The royal women looked stylish with Meghan, in a Victoria Beckham outfit, warmly exchanging kisses on both cheeks with Kate who was dressed in Catherine Walker, while Camilla wore Bruce Oldfield and the Queen was in an Angela Kelly ensemble.
The Commonwealth plays an important part in the public life of the Queen, who famously dedicated herself to the empire on her 21st birthday in 1947.
Now head of the Commonwealth, the then Princess Elizabeth said that day: “I declare before you all that my whole life, whether it be long or short, shall be devoted to your service and the service of our great imperial family, to which we all belong.”
In her message to mark Commonwealth Day, the Queen praised how the family of nations inspires its member states to find ways of protecting the planet and its citizens.
Millions of people are “drawn together” because of the collective values shared by the institution, the Queen said in her address.
The modern Commonwealth was established in 1949 when eight countries – Australia, Britain, Ceylon, India, New Zealand, Pakistan, South Africa and Canada – signed the Declaration of London.
Within a few decades, it had expanded rapidly and today has 53 member states.
In past years, some commentators have criticised the Commonwealth for its apparent weakness and ineffectiveness when dealing with member states who do not abide by the rules.
But supporters of the family of nations believe it allows countries to unify on common causes and ultimately, through unity, effect change.
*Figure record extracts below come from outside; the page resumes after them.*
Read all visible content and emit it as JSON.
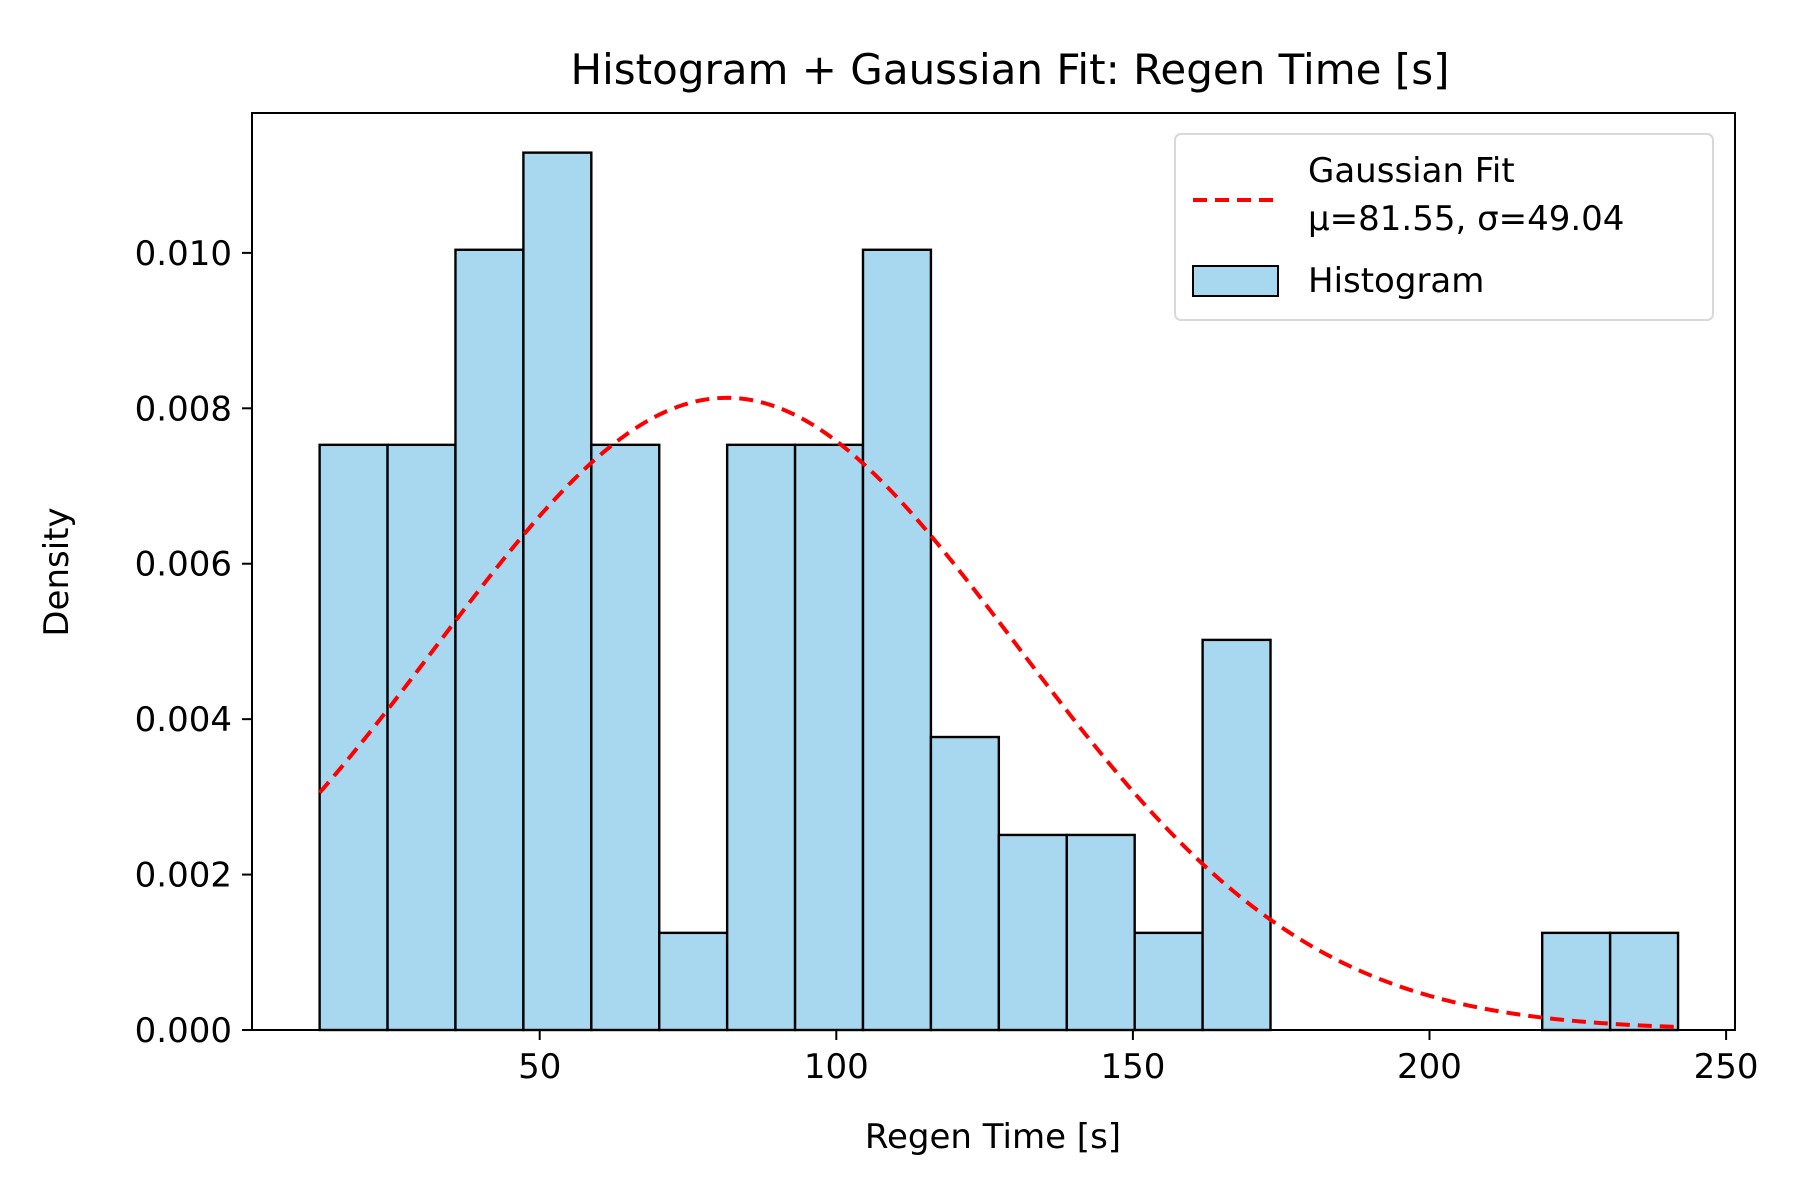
{
  "chart_data": {
    "type": "bar",
    "title": "Histogram + Gaussian Fit: Regen Time [s]",
    "xlabel": "Regen Time [s]",
    "ylabel": "Density",
    "xlim": [
      1.5,
      251.5
    ],
    "ylim": [
      0.0,
      0.0118
    ],
    "x_ticks": [
      {
        "value": 50,
        "label": "50"
      },
      {
        "value": 100,
        "label": "100"
      },
      {
        "value": 150,
        "label": "150"
      },
      {
        "value": 200,
        "label": "200"
      },
      {
        "value": 250,
        "label": "250"
      }
    ],
    "y_ticks": [
      {
        "value": 0.0,
        "label": "0.000"
      },
      {
        "value": 0.002,
        "label": "0.002"
      },
      {
        "value": 0.004,
        "label": "0.004"
      },
      {
        "value": 0.006,
        "label": "0.006"
      },
      {
        "value": 0.008,
        "label": "0.008"
      },
      {
        "value": 0.01,
        "label": "0.010"
      }
    ],
    "bins": {
      "edges": [
        12.9,
        24.35,
        35.8,
        47.25,
        58.7,
        70.15,
        81.6,
        93.05,
        104.5,
        115.95,
        127.4,
        138.85,
        150.3,
        161.75,
        173.2,
        184.65,
        196.1,
        207.55,
        219.0,
        230.45,
        241.9
      ],
      "values": [
        0.00753,
        0.00753,
        0.01004,
        0.01129,
        0.00753,
        0.00125,
        0.00753,
        0.00753,
        0.01004,
        0.00377,
        0.00251,
        0.00251,
        0.00125,
        0.00502,
        0.0,
        0.0,
        0.0,
        0.0,
        0.00125,
        0.00125
      ]
    },
    "series": [
      {
        "name": "Gaussian Fit",
        "type": "line",
        "mu": 81.55,
        "sigma": 49.04,
        "x_range": [
          12.9,
          241.9
        ]
      }
    ],
    "legend": {
      "position": "top-right",
      "entries": [
        {
          "label_line1": "Gaussian Fit",
          "label_line2": "μ=81.55, σ=49.04"
        },
        {
          "label": "Histogram"
        }
      ]
    },
    "colors": {
      "bar_fill": "#a8d8ef",
      "bar_edge": "#000000",
      "fit_line": "#ff0000"
    },
    "grid": false
  }
}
Mr Pugh, UN patron of the oceans, told the congregation about the scale of the problems facing the planet: “The speed of change is alarming. When I first swam in the Arctic the water was three degrees centigrade – when I swam there recently it was 10 degrees centigrade, and that is right on the edge of the Arctic icepack.
“What we are now doing to the world will impact every single person on this planet, it will impact every future generation and impact the whole of the animal kingdom.”
He said that “our common wealth is our oceans”, adding: “Now is the time to build a new generation of green protected areas and now is also the time to welcome in a new generation of marine protectors.”
The swimmer ended with the words: “It’s the moments which challenge us the most that define us.
“We stand at a crucial moment in the history of our planet so must dive in together, and without reservation, in order to protect our oceans – let this be the Commonwealth’s gift to the world.”
During the event, the guests were treated to a range of musical styles reflecting the peoples of the Commonwealth from a didgeridoo performance and the deafening sound of north Indian drumming to tenor Alfie Boe singing Run by Snow Patrol.
Boe said after his performance it was an honour to perform for the Queen and said Harry and William were “very complimentary”.
He added: “They were talking about how powerful my voice was and how standing on the sanctuary without any accompaniment and any amplification it was very impressive – I was more nervous than impressive I thought.”